November 18, 2006

Sunday, 11/19

BG 9:38
LAT 7:47
NYT 7:46
WaPo 8:35
CS 5:39

(post updated at 10:55 a.m. Sunday)

I finished two more puzzle books this week—Peter Gordon’s Hall of Fame Crosswords and David Levinson Wilk’s Really Clever Crosswords. Loved both of them! Peter’s book has lots of his easy, early-week NYT puzzles, but also some Thursday rebus action, themeless crosswords, and diagramless puzzles. Now I’ve moved on to a collection of tough NYT crosswords (Volume 13); I believe they’re all Thursday, Friday, and Saturday puzzles from 2001 and 2002. Sure, I did them all online (during my initial wow!-look-at-all-these-crosswords binge) a couple years ago, after I first subscribed to the Premium Puzzles service. But I won the book a couple months ago at Dean Olsher’s blog, and I’m always up for another themeless binge.

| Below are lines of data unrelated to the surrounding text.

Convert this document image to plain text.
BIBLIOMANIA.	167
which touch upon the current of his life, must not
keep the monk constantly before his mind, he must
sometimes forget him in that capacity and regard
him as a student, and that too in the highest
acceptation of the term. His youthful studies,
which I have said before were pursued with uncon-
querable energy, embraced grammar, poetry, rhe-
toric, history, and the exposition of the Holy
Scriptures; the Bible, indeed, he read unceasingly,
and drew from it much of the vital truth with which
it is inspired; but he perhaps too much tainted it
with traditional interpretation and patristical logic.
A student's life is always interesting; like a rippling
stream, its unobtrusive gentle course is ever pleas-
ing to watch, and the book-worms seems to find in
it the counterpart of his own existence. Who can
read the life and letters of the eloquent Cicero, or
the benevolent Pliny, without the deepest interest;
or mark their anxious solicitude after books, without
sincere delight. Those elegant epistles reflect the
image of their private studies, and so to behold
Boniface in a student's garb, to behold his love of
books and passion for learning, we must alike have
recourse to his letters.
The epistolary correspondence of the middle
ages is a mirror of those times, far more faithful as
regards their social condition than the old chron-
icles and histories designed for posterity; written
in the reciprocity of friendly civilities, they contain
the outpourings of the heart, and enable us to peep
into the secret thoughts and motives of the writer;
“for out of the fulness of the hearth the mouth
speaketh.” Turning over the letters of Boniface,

Tony Orbach’s Sunday NYT is called “What’s More,” and the theme is more themier—the theme entries add an -ER to their base phrases. For example, olive loaf (eww!) transmogrifies into an [Oddly colored shoe?], the OLIVE LOAFER (my favorite cold-weather shoe isn’t a loafer, but it is available in olive). Favorite crossing: FUTZ meets SLEAZES. This crossword offers the latest entry in the Parse It Another Way sweepstakes: the [Home of the NCAA’s Minutemen] just might be UM, ASS. My thoughts are a bit scattered this evening, so I’ll yield the floor to my esteemed colleagues in the comments lounge.

Updated:

Patrick Jordan's Washington Post puzzle, "Toothy Picks," has whet my appetite for next Thursday, and has a good punchline in the last theme entry. The LA Times crossword credited to Samantha Wine also hews to the Thanksgiving motif; somewhere in the fill is the "what the heck does that mean?" word TREEN—which turns out to be a word for household objects made of wood. I love treen! I just never knew there was a collective word for those lovely things. Emily Cox and Henry Rathvon's Boston Globe puzzle is "Puzzling Poultry," with a turkey-related quote. (Bostonians, is this the puzzle in your newspaper today, or did they run a turkey theme a few weeks ahead of Thanksgiving?) I was lucky to finish this puzzle, what with the Irish town of ADARE crossing the acronym WAAC and the animal called the INDRI. Today's themeless CrosSynergy puzzle by Raymond Hamel is right up there in difficulty with this weekend's hardest themeless crosswords.